The Face: A Time Code

“Often I give up when I feel the explanation of where I’m from and who I am might seem to complicated. Sometimes I just pretend to be whatever someone assumes I am. Sometimes I’m from Shanghai. Sometimes I’m from Taiwan. Sometimes I’m Muslim (because I’m Malaysian). If I could speak Japanese I’d be tempted to be from Kyoto.”

Ruth Ozeki’s The Face: A Time Code is a novella-length essay on her face. Yes, apparently this is a literary tradition. Replacing Buddha with a mirror on the meditation altar, Ozeki looks at herself for three hours. The result is an autobiographical narrative bridged with time coded observations of the physiological aspects of her features.
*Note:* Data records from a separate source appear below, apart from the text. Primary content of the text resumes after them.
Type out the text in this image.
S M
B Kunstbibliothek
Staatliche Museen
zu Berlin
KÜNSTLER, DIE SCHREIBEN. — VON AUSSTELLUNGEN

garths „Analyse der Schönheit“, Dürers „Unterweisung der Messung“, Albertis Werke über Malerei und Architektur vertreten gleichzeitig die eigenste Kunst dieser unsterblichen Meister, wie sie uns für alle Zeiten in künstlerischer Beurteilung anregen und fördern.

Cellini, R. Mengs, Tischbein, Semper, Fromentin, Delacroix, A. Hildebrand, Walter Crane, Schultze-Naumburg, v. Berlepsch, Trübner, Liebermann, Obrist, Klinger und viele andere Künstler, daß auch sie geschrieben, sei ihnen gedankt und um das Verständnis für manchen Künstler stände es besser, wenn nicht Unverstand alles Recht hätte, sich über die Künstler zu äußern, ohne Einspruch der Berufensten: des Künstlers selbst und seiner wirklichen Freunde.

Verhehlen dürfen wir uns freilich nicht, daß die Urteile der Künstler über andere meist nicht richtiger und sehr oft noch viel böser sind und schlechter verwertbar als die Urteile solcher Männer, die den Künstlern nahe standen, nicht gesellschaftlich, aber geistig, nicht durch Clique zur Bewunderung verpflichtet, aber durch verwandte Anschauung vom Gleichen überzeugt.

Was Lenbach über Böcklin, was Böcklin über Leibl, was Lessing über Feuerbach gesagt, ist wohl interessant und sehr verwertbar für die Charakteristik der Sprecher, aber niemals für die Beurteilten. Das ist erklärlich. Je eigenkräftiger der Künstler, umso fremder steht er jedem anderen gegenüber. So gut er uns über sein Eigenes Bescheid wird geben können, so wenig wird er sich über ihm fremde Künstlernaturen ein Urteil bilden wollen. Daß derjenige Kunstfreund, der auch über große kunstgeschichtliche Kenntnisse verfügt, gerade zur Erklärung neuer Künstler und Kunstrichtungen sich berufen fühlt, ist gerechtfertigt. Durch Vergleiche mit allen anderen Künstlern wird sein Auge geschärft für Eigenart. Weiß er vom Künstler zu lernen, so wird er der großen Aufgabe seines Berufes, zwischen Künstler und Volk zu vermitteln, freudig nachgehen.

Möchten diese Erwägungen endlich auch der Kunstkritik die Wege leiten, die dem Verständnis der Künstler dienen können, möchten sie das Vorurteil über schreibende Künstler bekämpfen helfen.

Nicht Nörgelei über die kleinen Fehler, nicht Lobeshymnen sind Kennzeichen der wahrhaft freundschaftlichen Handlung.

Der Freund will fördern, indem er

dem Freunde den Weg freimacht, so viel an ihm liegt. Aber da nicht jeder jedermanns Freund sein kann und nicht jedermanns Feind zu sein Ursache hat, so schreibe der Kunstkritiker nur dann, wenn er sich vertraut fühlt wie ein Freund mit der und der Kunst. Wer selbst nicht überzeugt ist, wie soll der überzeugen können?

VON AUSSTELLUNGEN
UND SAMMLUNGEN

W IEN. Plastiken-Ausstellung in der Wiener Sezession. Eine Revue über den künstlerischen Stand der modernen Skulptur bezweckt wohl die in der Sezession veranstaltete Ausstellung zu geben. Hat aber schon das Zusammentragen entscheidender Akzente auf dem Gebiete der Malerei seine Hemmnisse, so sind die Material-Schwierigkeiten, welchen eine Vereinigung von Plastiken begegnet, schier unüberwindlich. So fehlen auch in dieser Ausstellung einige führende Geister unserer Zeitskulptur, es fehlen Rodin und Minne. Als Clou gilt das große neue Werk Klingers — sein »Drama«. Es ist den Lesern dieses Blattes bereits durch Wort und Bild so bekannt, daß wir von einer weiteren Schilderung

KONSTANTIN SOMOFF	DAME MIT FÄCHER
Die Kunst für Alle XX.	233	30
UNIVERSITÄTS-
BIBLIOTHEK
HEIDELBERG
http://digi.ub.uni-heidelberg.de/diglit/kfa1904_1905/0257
Her childhood growing up mixed race, her parents and grandparents are traced, her reckoning of being an artist with being a daughter, and an in-depth description of the making and meaning of Japanese Noh masks are sewn together with her opinion of cheekbones, crooked-smiles, eye-brows, and jowls.
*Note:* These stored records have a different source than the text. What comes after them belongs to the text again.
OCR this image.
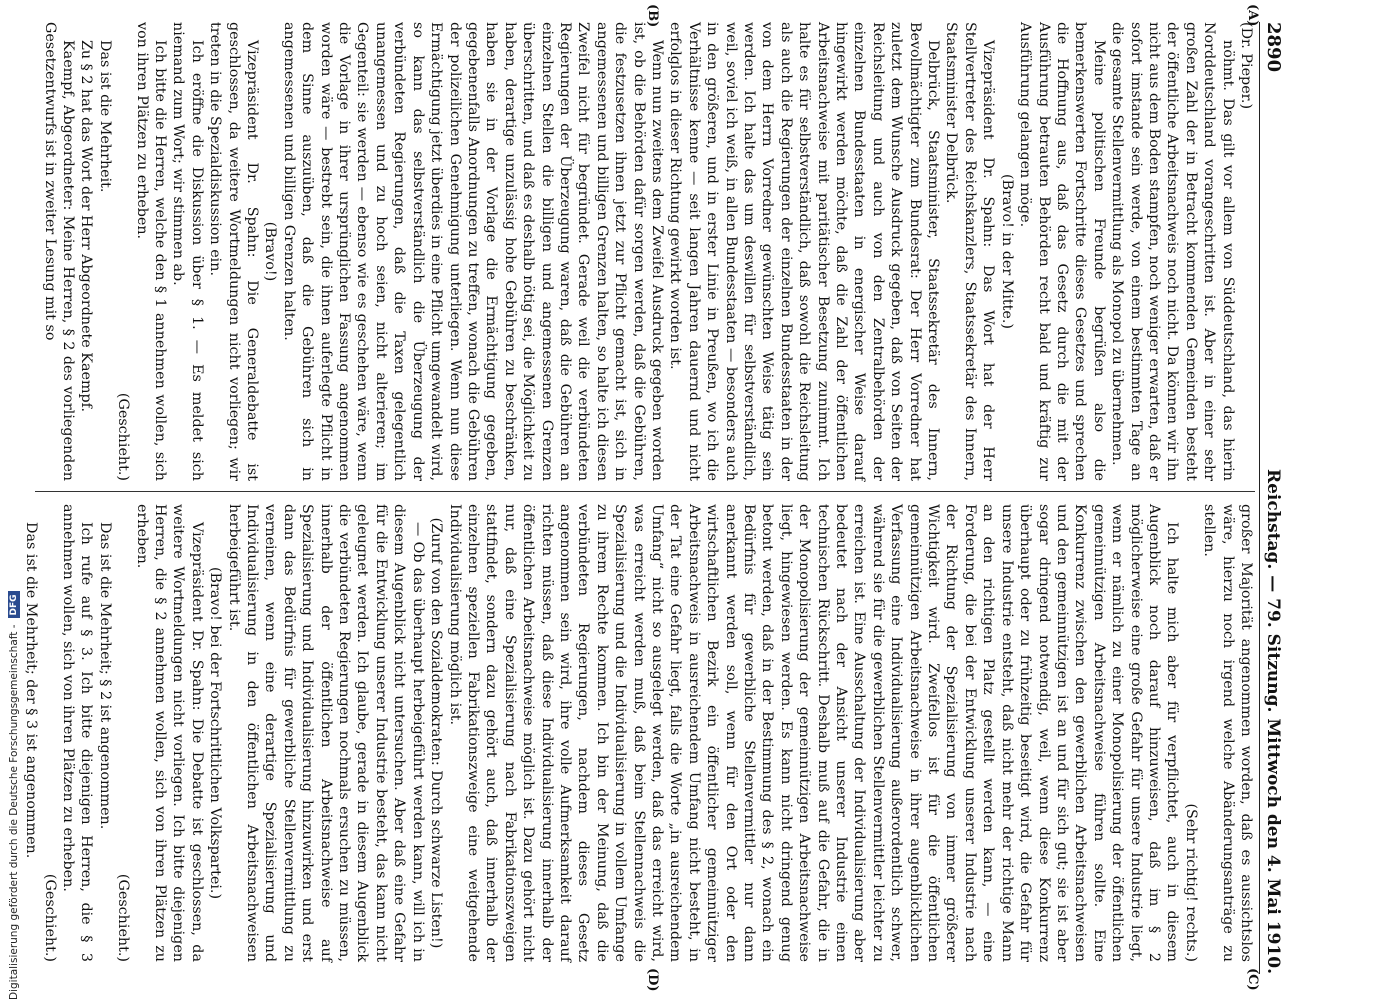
2890
Reichstag. — 79. Sitzung. Mittwoch den 4. Mai 1910.

(Dr. Pieper.)

nöhmt. Das gilt vor allem von Süddeutschland, das hierin Norddeutschland vorangeschritten ist. Aber in einer sehr großen Zahl der in Betracht kommenden Gemeinden besteht der öffentliche Arbeitsnachweis noch nicht. Da können wir ihn nicht aus dem Boden stampfen, noch weniger erwarten, daß er sofort imstande sein werde, von einem bestimmten Tage an die gesamte Stellenvermittlung als Monopol zu übernehmen.

Meine politischen Freunde begrüßen also die bemerkenswerten Fortschritte dieses Gesetzes und sprechen die Hoffnung aus, daß das Gesetz durch die mit der Ausführung betrauten Behörden recht bald und kräftig zur Ausführung gelangen möge.

(Bravo! in der Mitte.)

Vizepräsident Dr. Spahn: Das Wort hat der Herr Stellvertreter des Reichskanzlers, Staatssekretär des Innern, Staatsminister Delbrück.

Delbrück, Staatsminister, Staatssekretär des Innern, Bevollmächtigter zum Bundesrat: Der Herr Vorredner hat zuletzt dem Wunsche Ausdruck gegeben, daß von Seiten der Reichsleitung und auch von den Zentralbehörden der einzelnen Bundesstaaten in energischer Weise darauf hingewirkt werden möchte, daß die Zahl der öffentlichen Arbeitsnachweise mit paritätischer Besetzung zunimmt. Ich halte es für selbstverständlich, daß sowohl die Reichsleitung als auch die Regierungen der einzelnen Bundesstaaten in der von dem Herrn Vorredner gewünschten Weise tätig sein werden. Ich halte das um deswillen für selbstverständlich, weil, soviel ich weiß, in allen Bundesstaaten — besonders auch in den größeren, und in erster Linie in Preußen, wo ich die Verhältnisse kenne — seit langen Jahren dauernd und nicht erfolglos in dieser Richtung gewirkt worden ist.

Wenn nun zweitens dem Zweifel Ausdruck gegeben worden ist, ob die Behörden dafür sorgen werden, daß die Gebühren, die festzusetzen ihnen jetzt zur Pflicht gemacht ist, sich in angemessenen und billigen Grenzen halten, so halte ich diesen Zweifel nicht für begründet. Gerade weil die verbündeten Regierungen der Überzeugung waren, daß die Gebühren an einzelnen Stellen die billigen und angemessenen Grenzen überschritten, und daß es deshalb nötig sei, die Möglichkeit zu haben, derartige unzulässig hohe Gebühren zu beschränken, haben sie in der Vorlage die Ermächtigung gegeben, gegebenenfalls Anordnungen zu treffen, wonach die Gebühren der polizeilichen Genehmigung unterliegen. Wenn nun diese Ermächtigung jetzt überdies in eine Pflicht umgewandelt wird, so kann das selbstverständlich die Überzeugung der verbündeten Regierungen, daß die Taxen gelegentlich unangemessen und zu hoch seien, nicht alterieren; im Gegenteil: sie werden — ebenso wie es geschehen wäre, wenn die Vorlage in ihrer ursprünglichen Fassung angenommen worden wäre — bestrebt sein, die ihnen auferlegte Pflicht in dem Sinne auszuüben, daß die Gebühren sich in angemessenen und billigen Grenzen halten.

(Bravo!)

Vizepräsident Dr. Spahn: Die Generaldebatte ist geschlossen, da weitere Wortmeldungen nicht vorliegen; wir treten in die Spezialdiskussion ein.

Ich eröffne die Diskussion über § 1. — Es meldet sich niemand zum Wort; wir stimmen ab.

Ich bitte die Herren, welche den § 1 annehmen wollen, sich von ihren Plätzen zu erheben.

(Geschieht.)

Das ist die Mehrheit.

Zu § 2 hat das Wort der Herr Abgeordnete Kaempf.

Kaempf, Abgeordneter: Meine Herren, § 2 des vorliegenden Gesetzentwurfs ist in zweiter Lesung mit so

großer Majorität angenommen worden, daß es aussichtslos wäre, hierzu noch irgend welche Abänderungsanträge zu stellen.

(Sehr richtig! rechts.)

Ich halte mich aber für verpflichtet, auch in diesem Augenblick noch darauf hinzuweisen, daß im § 2 möglicherweise eine große Gefahr für unsere Industrie liegt, wenn er nämlich zu einer Monopolisierung der öffentlichen gemeinnützigen Arbeitsnachweise führen sollte. Eine Konkurrenz zwischen den gewerblichen Arbeitsnachweisen und den gemeinnützigen ist an und für sich gut; sie ist aber sogar dringend notwendig, weil, wenn diese Konkurrenz überhaupt oder zu frühzeitig beseitigt wird, die Gefahr für unsere Industrie entsteht, daß nicht mehr der richtige Mann an den richtigen Platz gestellt werden kann, — eine Forderung, die bei der Entwicklung unserer Industrie nach der Richtung der Spezialisierung von immer größerer Wichtigkeit wird. Zweifellos ist für die öffentlichen gemeinnützigen Arbeitsnachweise in ihrer augenblicklichen Verfassung eine Individualisierung außerordentlich schwer, während sie für die gewerblichen Stellenvermittler leichter zu erreichen ist. Eine Ausschaltung der Individualisierung aber bedeutet nach der Ansicht unserer Industrie einen technischen Rückschritt. Deshalb muß auf die Gefahr, die in der Monopolisierung der gemeinnützigen Arbeitsnachweise liegt, hingewiesen werden. Es kann nicht dringend genug betont werden, daß in der Bestimmung des § 2, wonach ein Bedürfnis für gewerbliche Stellenvermittler nur dann anerkannt werden soll, wenn für den Ort oder den wirtschaftlichen Bezirk ein öffentlicher gemeinnütziger Arbeitsnachweis in ausreichendem Umfang nicht besteht, in der Tat eine Gefahr liegt, falls die Worte „in ausreichendem Umfang“ nicht so ausgelegt werden, daß das erreicht wird, was erreicht werden muß, daß beim Stellennachweis die Spezialisierung und die Individualisierung in vollem Umfange zu ihrem Rechte kommen. Ich bin der Meinung, daß die verbündeten Regierungen, nachdem dieses Gesetz angenommen sein wird, ihre volle Aufmerksamkeit darauf richten müssen, daß diese Individualisierung innerhalb der öffentlichen Arbeitsnachweise möglich ist. Dazu gehört nicht nur, daß eine Spezialisierung nach Fabrikationszweigen stattfindet, sondern dazu gehört auch, daß innerhalb der einzelnen speziellen Fabrikationszweige eine weitgehende Individualisierung möglich ist.

(Zuruf von den Sozialdemokraten: Durch schwarze Listen!)

— Ob das überhaupt herbeigeführt werden kann, will ich in diesem Augenblick nicht untersuchen. Aber daß eine Gefahr für die Entwicklung unserer Industrie besteht, das kann nicht geleugnet werden. Ich glaube, gerade in diesem Augenblick die verbündeten Regierungen nochmals ersuchen zu müssen, innerhalb der öffentlichen Arbeitsnachweise auf Spezialisierung und Individualisierung hinzuwirken und erst dann das Bedürfnis für gewerbliche Stellenvermittlung zu verneinen, wenn eine derartige Spezialisierung und Individualisierung in den öffentlichen Arbeitsnachweisen herbeigeführt ist.

(Bravo! bei der Fortschrittlichen Volkspartei.)

Vizepräsident Dr. Spahn: Die Debatte ist geschlossen, da weitere Wortmeldungen nicht vorliegen. Ich bitte diejenigen Herren, die § 2 annehmen wollen, sich von ihren Plätzen zu erheben.

(Geschieht.)

Das ist die Mehrheit; § 2 ist angenommen.

Ich rufe auf § 3. Ich bitte diejenigen Herren, die § 3 annehmen wollen, sich von ihren Plätzen zu erheben.

(Geschieht.)

Das ist die Mehrheit; der § 3 ist angenommen.

(A)
(B)
(C)
(D)
Digitalisierung gefördert durch die Deutsche Forschungsgemeinschaft -
DFG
Time Code seems like a simple idea, perhaps it’s greatest strength—the face as anchor to narrative digressions—is actually a profound and engaging essay that covers race, immigration, feminism, Noh Theatre and Zen Buddhism. At fifty nine, with three-books under her belt, filmmaker and ordained Zen priest, Ozeki is writing at her peak, her simplicity is disturbingly brilliant and we learn: Let’s not be misled, because, when all is said and done, all we really know is this: are eyes are horizontal and are noses are vertical. Just this.